Recalling from President Obama’s State of the Union speech:
I’ve heard some folks try to dodge the evidence by saying they’re not scientists; that we don’t have enough information to act. Well, I’m not a scientist, either. But you know what — I know a lot of really good scientists at NASA, and NOAA, and at our major universities. The best scientists in the world are all telling us that our activities are changing the climate, and if we do not act forcefully, we’ll continue to see rising oceans, longer, hotter heat waves, dangerous droughts and floods, and massive disruptions that can trigger greater migration, conflict, and hunger around the globe. The Pentagon says that climate change poses immediate risks to our national security. We should act like it.
That is a great enunciation of the wrong way to understand science. Ignoring for now the problem that Obama’s definition here for “best scientists,” which according to the structure of His sentence determines absolutely everything, is something like “scientists who tell Me what I want to hear about climate change” — scientific fact is heap-big different from scientific opinion. It might have gone over your head here, and if so you’re not alone because it’s a subtle thing, but the claim President Obama really made here is “I have managed to find some scientists who say human activity can have an effect on rising oceans, etc.”
What a brilliant orator. The honest restatement packs a lot less of a punch, doesn’t it? I can find some scientists who insist we never landed on the moon, if I really try.
This label of “science” has an appeal to the energized ideologue, similar to the appeal catnip has on a feline.
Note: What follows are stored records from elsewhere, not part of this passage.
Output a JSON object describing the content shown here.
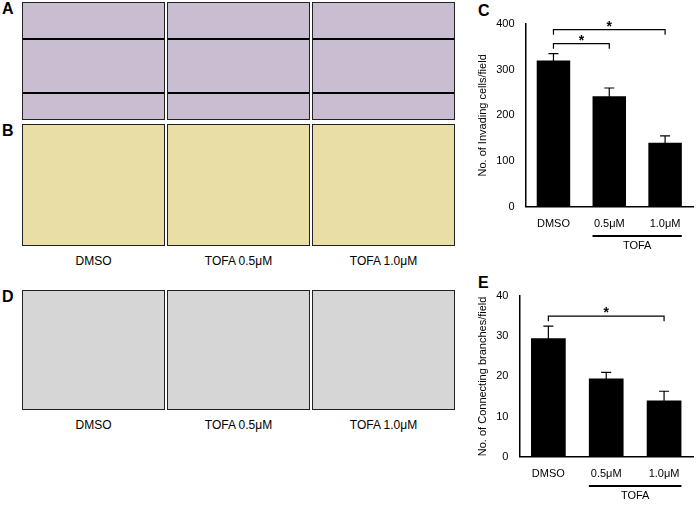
{
  "image_panels": [
    {
      "label": "A"
    },
    {
      "label": "B",
      "captions": [
        "DMSO",
        "TOFA 0.5μM",
        "TOFA 1.0μM"
      ]
    },
    {
      "label": "D",
      "captions": [
        "DMSO",
        "TOFA 0.5μM",
        "TOFA 1.0μM"
      ]
    }
  ],
  "chart_data": [
    {
      "type": "bar",
      "panel_label": "C",
      "y_label": "No. of Invading cells/field",
      "categories": [
        "DMSO",
        "0.5μM",
        "1.0μM"
      ],
      "values": [
        320,
        242,
        140
      ],
      "errors": [
        15,
        18,
        15
      ],
      "color": "#000000",
      "ylim": [
        0,
        400
      ],
      "yticks": [
        0,
        100,
        200,
        300,
        400
      ],
      "grid": false,
      "group": {
        "label": "TOFA",
        "categories": [
          "0.5μM",
          "1.0μM"
        ]
      },
      "annotations": [
        {
          "from": "DMSO",
          "to": "0.5μM",
          "text": "*"
        },
        {
          "from": "DMSO",
          "to": "1.0μM",
          "text": "*"
        }
      ]
    },
    {
      "type": "bar",
      "panel_label": "E",
      "y_label": "No. of Connecting branches/field",
      "categories": [
        "DMSO",
        "0.5μM",
        "1.0μM"
      ],
      "values": [
        29.5,
        19.5,
        14
      ],
      "errors": [
        3,
        1.5,
        2.3
      ],
      "color": "#000000",
      "ylim": [
        0,
        40
      ],
      "yticks": [
        0,
        10,
        20,
        30,
        40
      ],
      "grid": false,
      "group": {
        "label": "TOFA",
        "categories": [
          "0.5μM",
          "1.0μM"
        ]
      },
      "annotations": [
        {
          "from": "DMSO",
          "to": "1.0μM",
          "text": "*"
        }
      ]
    }
  ]
}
If it’s “science,” questioning it is futile, and that’s exactly what ideologues want — don’t question what we say, it is futility to do so. And indeed, that is exactly the claim they’ve been making. The problem is, that only holds for scientific fact, not scientific opinion. What seems to have escaped their notice is that the scientific pursuits that have aided mankind most greatly, involved scientific opinions that were way-the-fuck-out-there.
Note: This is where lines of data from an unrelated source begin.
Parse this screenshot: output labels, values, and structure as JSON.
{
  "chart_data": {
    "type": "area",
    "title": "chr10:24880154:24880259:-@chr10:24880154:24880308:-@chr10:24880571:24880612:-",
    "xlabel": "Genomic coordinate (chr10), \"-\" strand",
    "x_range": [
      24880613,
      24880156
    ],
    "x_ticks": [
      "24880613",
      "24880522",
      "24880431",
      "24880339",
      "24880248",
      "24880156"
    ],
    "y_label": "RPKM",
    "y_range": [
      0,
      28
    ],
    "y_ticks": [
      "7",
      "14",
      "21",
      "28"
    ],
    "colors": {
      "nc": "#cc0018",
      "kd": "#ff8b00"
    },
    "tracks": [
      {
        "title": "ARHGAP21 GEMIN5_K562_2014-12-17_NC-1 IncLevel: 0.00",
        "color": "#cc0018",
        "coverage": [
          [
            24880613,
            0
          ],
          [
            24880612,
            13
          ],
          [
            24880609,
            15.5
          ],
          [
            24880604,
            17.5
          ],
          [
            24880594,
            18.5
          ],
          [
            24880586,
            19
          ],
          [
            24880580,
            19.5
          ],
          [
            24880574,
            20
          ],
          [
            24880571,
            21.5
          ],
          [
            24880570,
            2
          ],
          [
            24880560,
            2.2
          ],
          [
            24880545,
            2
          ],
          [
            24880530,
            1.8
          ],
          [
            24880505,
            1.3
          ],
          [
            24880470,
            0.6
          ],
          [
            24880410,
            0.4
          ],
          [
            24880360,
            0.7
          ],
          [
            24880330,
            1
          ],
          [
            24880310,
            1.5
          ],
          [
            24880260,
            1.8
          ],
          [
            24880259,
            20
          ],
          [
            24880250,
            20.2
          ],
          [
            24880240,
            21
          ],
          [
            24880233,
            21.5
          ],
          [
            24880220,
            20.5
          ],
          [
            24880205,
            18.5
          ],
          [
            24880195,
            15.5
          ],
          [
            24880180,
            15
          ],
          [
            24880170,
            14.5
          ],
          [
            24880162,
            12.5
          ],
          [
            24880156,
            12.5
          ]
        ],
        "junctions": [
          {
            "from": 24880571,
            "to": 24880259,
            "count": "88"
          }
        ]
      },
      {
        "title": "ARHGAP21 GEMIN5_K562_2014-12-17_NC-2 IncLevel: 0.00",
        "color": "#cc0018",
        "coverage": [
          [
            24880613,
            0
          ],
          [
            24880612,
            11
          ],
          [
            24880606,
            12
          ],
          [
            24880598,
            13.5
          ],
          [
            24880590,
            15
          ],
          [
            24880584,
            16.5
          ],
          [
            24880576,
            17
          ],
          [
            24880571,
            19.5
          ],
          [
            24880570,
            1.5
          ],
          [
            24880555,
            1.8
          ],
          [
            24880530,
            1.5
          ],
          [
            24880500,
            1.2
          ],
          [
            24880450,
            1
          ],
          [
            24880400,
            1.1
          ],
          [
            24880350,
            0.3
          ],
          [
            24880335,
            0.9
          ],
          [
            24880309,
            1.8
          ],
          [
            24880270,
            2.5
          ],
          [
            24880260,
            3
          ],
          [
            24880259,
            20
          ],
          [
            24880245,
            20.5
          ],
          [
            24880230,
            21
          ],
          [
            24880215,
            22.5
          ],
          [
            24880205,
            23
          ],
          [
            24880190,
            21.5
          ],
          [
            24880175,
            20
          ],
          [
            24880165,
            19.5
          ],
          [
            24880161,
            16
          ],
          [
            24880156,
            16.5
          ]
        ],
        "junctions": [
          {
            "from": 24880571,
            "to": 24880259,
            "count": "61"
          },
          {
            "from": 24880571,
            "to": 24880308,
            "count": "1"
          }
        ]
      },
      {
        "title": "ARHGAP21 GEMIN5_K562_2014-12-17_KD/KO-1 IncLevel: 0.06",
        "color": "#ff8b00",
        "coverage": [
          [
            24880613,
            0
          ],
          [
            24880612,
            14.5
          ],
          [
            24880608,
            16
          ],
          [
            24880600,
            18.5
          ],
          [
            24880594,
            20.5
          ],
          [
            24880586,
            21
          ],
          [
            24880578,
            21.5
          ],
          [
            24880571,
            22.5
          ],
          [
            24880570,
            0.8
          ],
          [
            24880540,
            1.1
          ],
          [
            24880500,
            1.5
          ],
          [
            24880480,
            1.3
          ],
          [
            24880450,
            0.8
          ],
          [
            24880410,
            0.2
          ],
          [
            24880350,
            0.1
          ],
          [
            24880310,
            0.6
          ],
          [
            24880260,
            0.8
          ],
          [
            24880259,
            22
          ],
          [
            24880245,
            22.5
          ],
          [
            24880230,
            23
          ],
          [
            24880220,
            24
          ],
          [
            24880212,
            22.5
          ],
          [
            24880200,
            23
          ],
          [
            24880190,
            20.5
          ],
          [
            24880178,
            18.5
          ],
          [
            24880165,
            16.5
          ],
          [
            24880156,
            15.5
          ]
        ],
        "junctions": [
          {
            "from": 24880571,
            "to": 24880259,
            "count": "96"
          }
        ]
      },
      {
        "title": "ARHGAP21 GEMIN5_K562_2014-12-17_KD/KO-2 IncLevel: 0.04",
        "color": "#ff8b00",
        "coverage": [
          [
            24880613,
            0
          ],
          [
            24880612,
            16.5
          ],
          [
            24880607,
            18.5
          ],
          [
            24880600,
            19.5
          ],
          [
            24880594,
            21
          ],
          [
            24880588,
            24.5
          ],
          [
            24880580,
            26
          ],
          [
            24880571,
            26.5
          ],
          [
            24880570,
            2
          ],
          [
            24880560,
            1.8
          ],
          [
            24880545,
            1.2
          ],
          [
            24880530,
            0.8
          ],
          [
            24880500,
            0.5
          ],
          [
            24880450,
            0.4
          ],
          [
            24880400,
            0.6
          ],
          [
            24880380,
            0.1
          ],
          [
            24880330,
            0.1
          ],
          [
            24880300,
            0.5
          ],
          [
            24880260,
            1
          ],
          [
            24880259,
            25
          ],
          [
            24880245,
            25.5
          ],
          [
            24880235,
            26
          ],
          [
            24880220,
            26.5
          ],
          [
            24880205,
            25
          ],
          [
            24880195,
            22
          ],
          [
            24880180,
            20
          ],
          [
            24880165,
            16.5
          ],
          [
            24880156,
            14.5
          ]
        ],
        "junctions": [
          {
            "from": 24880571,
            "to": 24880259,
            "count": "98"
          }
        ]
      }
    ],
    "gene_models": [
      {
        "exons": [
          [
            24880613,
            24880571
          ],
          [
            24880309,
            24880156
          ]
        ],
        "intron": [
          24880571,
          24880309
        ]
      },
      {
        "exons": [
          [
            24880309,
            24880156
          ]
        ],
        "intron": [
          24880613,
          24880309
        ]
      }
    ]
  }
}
In fact, it’s been pretty often that scientific innovation has provided us with this great benefit, as a direct result of testing theories that never even came close to surviving any level of critical inspection. Even software engineers apply that, on a daily basis. Let’s say some fool who doesn’t know what he’s doing, hands me some code. His track record is that his stuff doesn’t work, because he sucks at his job and doesn’t unit-test his stuff, and my intuition is that it isn’t going to work. But my “theory” is that it will. It’s not any sort of professional courtesy, it’s a desire to waste as little time on it as I possibly can, having resigned myself to the fate that I will have to waste some. So I devastate the theory by taking it seriously. The code works, is my default premise; I presume, scientifically, against what I think to be the likely truth. So let’s call it this way, and do an “experiment.” Whoopsie! Well, give me a ring when you fix your shit. Then I go back to what I was doing.
That’s exactly the way science is done. You make a theory. You build an experiment around the theory. The cool thing about software engineering is, you usually can achieve some certainty about the theory being proven, or failing that, you can achieve some certainty about the theory being refuted. Oh look, the database table had integrity, we ran your transaction and nothing else, now it’s lost integrity. That’s a rarity in the rest of science.
“Scientists say [insert fact here]” speaks volumes. It is the final word. Yes, challenging it is futile. “Scientists say [insert opinion here],” on the other hand…that says nothing. That’s what people don’t seem to get lately, one says everything and the other says absolutely nothing. You have to think outside Thing I Know #330 if you want to do the “science says” thing.